Ogni tanto, quando interpretando dei piatti cucinati da
mia madre con la sua solita maestria (mio nonno agli inizi del secolo scorso
era aiuto chef all’ hotel Villa Igea di Palermo) (ri)scopro sapori che fanno
parte del retaggio di una certa buona ristorazione milanese (che frequentavo
assiduamente negli anni Settanta e Ottanta), rifletto su come i cuochi siano
giunti a comprendere che una loro ricetta funzionava. Non sulla base di
alchimie tanto alla moda (cucina molecolare & C.) o dell’impiego di
prodotti dop e igp, la cui attuale inflazione sul mercato dovrebbe far
riflettere sull’intero sistema dei cibi cosiddetti di qualità, quanto
assecondando il proprio particolare gusto.
Così l’altra domenica, ho messo insieme le zucchine
trifolate della mamma con le sue
mazzancolle in sugo di
pomodorini, e ci ho condito della pasta corta (pennette rigate). Mazzancolle in
sugo di pomodorini: togliere la testa e sfilare il budellino nero sul dorso a ½
kg di mazzancolle. Imbiondire poco aglio e poca cipolla in due cucchiai di olio
extravergine di oliva. Aggiungervi i carapaci facendoli soffriggere. Sfumarvi
mezzo bicchiere di vino bianco e aggiungere i pomodorini. Salare e fare cuocere
per dieci minuti. Spolverare di prezzemolo tritato.
Zucchine trifolate: Tagliare a fettine sottili tre
o quattro zucchine. Far soffriggere uno spicchio d’aglio tritato in un
cucchiaio di olio extravergine d’oliva. Aggiungervi le zucchine e farle cuocere
a fuoco lento. A cottura ultimata, cospargervi del prezzemolo tritato.

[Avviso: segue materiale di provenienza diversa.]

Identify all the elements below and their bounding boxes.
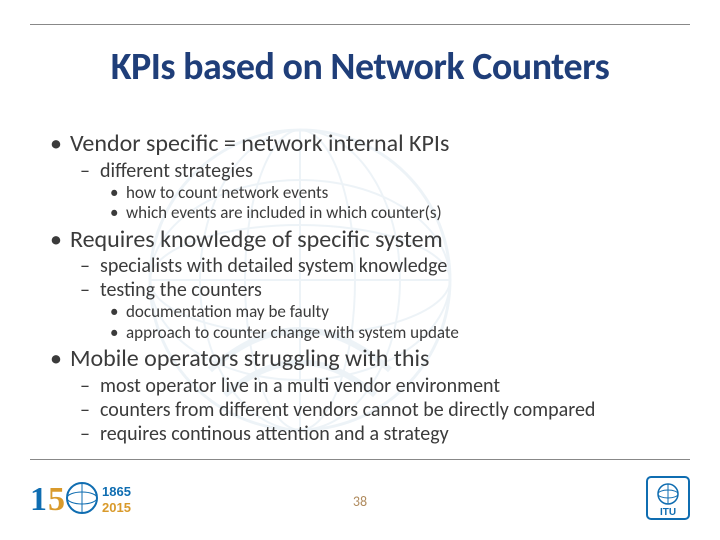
bullet-text: Mobile operators struggling with this	[70, 344, 429, 373]
bullet-l2: specialists with detailed system knowled…	[70, 254, 680, 278]
bullet-text: testing the counters	[100, 278, 262, 302]
bullet-text: Vendor specific = network internal KPIs	[70, 129, 449, 158]
bullet-text: most operator live in a multi vendor env…	[100, 374, 500, 398]
slide: KPIs based on Network Counters Vendor sp…	[0, 0, 720, 540]
bullet-text: specialists with detailed system knowled…	[100, 254, 447, 278]
bullet-text: approach to counter change with system u…	[126, 322, 459, 343]
slide-title: KPIs based on Network Counters	[0, 44, 720, 90]
bullet-l3: which events are included in which count…	[100, 203, 680, 223]
bullet-l2: counters from different vendors cannot b…	[70, 398, 680, 422]
bullet-l3: documentation may be faulty	[100, 302, 680, 322]
bullet-l2: most operator live in a multi vendor env…	[70, 374, 680, 398]
bullet-l3: approach to counter change with system u…	[100, 323, 680, 343]
svg-text:5: 5	[48, 481, 65, 518]
bullet-text: counters from different vendors cannot b…	[100, 398, 595, 422]
slide-body: Vendor specific = network internal KPIs …	[40, 128, 680, 446]
svg-text:2015: 2015	[102, 500, 131, 515]
bullet-l3: how to count network events	[100, 183, 680, 203]
bullet-text: different strategies	[100, 159, 253, 183]
itu-150-logo: 1 5 1865 2015	[30, 476, 140, 520]
bullet-l1: Requires knowledge of specific system sp…	[40, 226, 680, 344]
svg-text:1865: 1865	[102, 484, 131, 499]
bullet-text: requires continous attention and a strat…	[100, 422, 449, 446]
bullet-text: documentation may be faulty	[126, 301, 329, 322]
bullet-l1: Mobile operators struggling with this mo…	[40, 345, 680, 446]
bullet-l2: testing the counters documentation may b…	[70, 278, 680, 343]
bullet-text: which events are included in which count…	[126, 202, 442, 223]
svg-text:1: 1	[30, 481, 47, 518]
bullet-l2: different strategies how to count networ…	[70, 159, 680, 224]
svg-text:ITU: ITU	[660, 507, 676, 518]
bullet-text: how to count network events	[126, 182, 328, 203]
bullet-l2: requires continous attention and a strat…	[70, 422, 680, 446]
bottom-divider	[30, 459, 690, 460]
bullet-text: Requires knowledge of specific system	[70, 225, 443, 254]
top-divider	[30, 24, 690, 25]
itu-logo-icon: ITU	[646, 476, 690, 520]
bullet-l1: Vendor specific = network internal KPIs …	[40, 130, 680, 224]
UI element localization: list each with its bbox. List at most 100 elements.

Il risultato non è stato inferiore a primi molto
simili assaggiati al ristorante, i cui cuochi, evidentemente, in fatto di
sapori la pensa(va)no come me. E siccome a differenza di Benedetta Parodi, che
ha confessato in un’intervista di non saper cucinare, io invece ne sono capace,
ve ne do entrambe le ricette (e magari, prima di versarle sulla pasta, vi
suggerisco di sgusciare le mazzancolle).